Never place the feeders in hot water or the dishwasher. Bleach and soap residue can harm or kill your birds. If you feel that to get it clean you need to wash it in a mild soap or bleach water solution, be certain to rinse all parts well in fresh water. Rinse, rinse and repeat. Birds can often smell chemical scents that we can’t and this may cause them to avoid the feeder. Every few months I soak my feeders overnight in warm water with a bit of Clorox added. It reaches into places in the feeder that can collect molds and grime that the brush can’t reach. Then I rinse them meticulously and dry before refilling. Refilling and washing all the feeders is a bit of a chore but watching the birds is a delight and in return they eat the insects around my flowers and patio, making my garden even more beautiful and enjoyable.

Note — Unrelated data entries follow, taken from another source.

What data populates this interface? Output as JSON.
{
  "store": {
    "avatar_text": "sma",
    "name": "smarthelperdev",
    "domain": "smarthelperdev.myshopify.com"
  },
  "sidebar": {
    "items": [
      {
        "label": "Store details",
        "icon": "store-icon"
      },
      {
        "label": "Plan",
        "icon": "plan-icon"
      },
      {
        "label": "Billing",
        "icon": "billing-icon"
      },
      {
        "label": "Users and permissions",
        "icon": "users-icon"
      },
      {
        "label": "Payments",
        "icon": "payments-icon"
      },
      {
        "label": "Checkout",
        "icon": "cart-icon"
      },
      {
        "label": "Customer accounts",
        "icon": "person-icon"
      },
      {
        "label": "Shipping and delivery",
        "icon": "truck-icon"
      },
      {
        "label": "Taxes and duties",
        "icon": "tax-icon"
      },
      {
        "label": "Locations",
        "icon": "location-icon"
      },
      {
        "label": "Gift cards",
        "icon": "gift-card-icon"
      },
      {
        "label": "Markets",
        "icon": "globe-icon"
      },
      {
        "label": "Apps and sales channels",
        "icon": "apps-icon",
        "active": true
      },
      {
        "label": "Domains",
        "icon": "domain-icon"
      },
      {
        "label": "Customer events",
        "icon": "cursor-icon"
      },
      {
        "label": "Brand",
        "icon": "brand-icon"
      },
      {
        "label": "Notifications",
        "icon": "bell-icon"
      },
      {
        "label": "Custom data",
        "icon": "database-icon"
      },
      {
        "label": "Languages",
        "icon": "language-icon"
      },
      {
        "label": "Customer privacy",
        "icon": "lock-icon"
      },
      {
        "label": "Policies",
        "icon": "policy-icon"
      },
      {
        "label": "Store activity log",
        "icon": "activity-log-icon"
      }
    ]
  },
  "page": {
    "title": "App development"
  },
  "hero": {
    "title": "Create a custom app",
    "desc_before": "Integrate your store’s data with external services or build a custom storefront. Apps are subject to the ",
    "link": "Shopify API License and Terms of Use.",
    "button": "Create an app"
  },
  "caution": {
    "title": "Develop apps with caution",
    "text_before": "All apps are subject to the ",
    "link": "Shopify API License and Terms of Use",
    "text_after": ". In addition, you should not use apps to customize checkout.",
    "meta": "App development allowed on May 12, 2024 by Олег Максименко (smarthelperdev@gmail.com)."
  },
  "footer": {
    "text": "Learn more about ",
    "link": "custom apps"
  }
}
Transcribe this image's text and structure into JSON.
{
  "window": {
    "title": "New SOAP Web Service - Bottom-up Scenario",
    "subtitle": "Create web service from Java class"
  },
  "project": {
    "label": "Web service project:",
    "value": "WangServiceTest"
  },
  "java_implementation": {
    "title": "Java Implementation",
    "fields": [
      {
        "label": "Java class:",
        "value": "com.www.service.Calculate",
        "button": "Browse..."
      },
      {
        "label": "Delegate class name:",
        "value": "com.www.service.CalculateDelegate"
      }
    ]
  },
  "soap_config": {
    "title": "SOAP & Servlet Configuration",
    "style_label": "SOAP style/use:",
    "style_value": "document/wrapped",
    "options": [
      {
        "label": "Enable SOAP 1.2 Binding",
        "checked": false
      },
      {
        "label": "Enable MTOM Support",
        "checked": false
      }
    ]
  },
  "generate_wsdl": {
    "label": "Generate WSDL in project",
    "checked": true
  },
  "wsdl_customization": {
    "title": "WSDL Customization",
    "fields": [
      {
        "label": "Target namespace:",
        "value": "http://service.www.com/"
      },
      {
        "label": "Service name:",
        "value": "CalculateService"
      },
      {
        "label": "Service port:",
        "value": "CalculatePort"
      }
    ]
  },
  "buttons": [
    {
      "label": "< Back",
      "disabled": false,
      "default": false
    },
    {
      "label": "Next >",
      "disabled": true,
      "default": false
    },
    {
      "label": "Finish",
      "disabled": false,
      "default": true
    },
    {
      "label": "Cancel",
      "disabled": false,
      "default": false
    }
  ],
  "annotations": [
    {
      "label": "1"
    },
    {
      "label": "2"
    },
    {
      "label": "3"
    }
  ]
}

Bananaquits (Banana Keats) are another local nectar- and insect-loving species that I invite in to dine. On my kitchen window feeder (a Perky-Pet 30 oz.) I’ve removed every other yellow daisy from the feeder base (which leaves three ¼-inch holes) allowing Bananaquits to reach the nectar with their shorter beaks.
In the Virgin Islands our Bananaquits are a unique, lovely black and white with a bright lemon-yellow belly (they are different in Puerto Rico and down island). Bananaquits are entertaining little clowns that happily help the hummers drink up the sugar water so there isn’t time for it to go bad. They are most active in the early morning and late afternoon when there have been as many as 20 birds on a feeder at one time. There are other less busy feeders around the garden they can visit, so they seem to thrive on being social, squabbling, playing and pushing each other off the feeder like a game of king on the mountain.
Recently, a pair of Anole Lizards has discovered this same feeder. At first they were a clean-up crew for the birds and licked up drips of sugar water, but soon they realized they could drink directly from the bowl. The female is small enough that she can place her entire head in the hole—a funny sight with her tail up in the air. All day this pair runs the kitchen window screen like a vertical racetrack, eating mosquitoes, small insects and spiders, so the extra sugar boost doesn’t hurt. I’ve also noticed them sipping nectar from flowers, and when it rains they hide in the big petals of the pink ginger plant as if it is a colourful umbrella. At any given moment there will be a Green-throated Carib or Antillean-crested Hummingbird, a few Bananaquits and an Anole Lizard on this one feeder… not caring in the least that the others are there.
I hope you love birds too. It is economical. It saves going to heaven.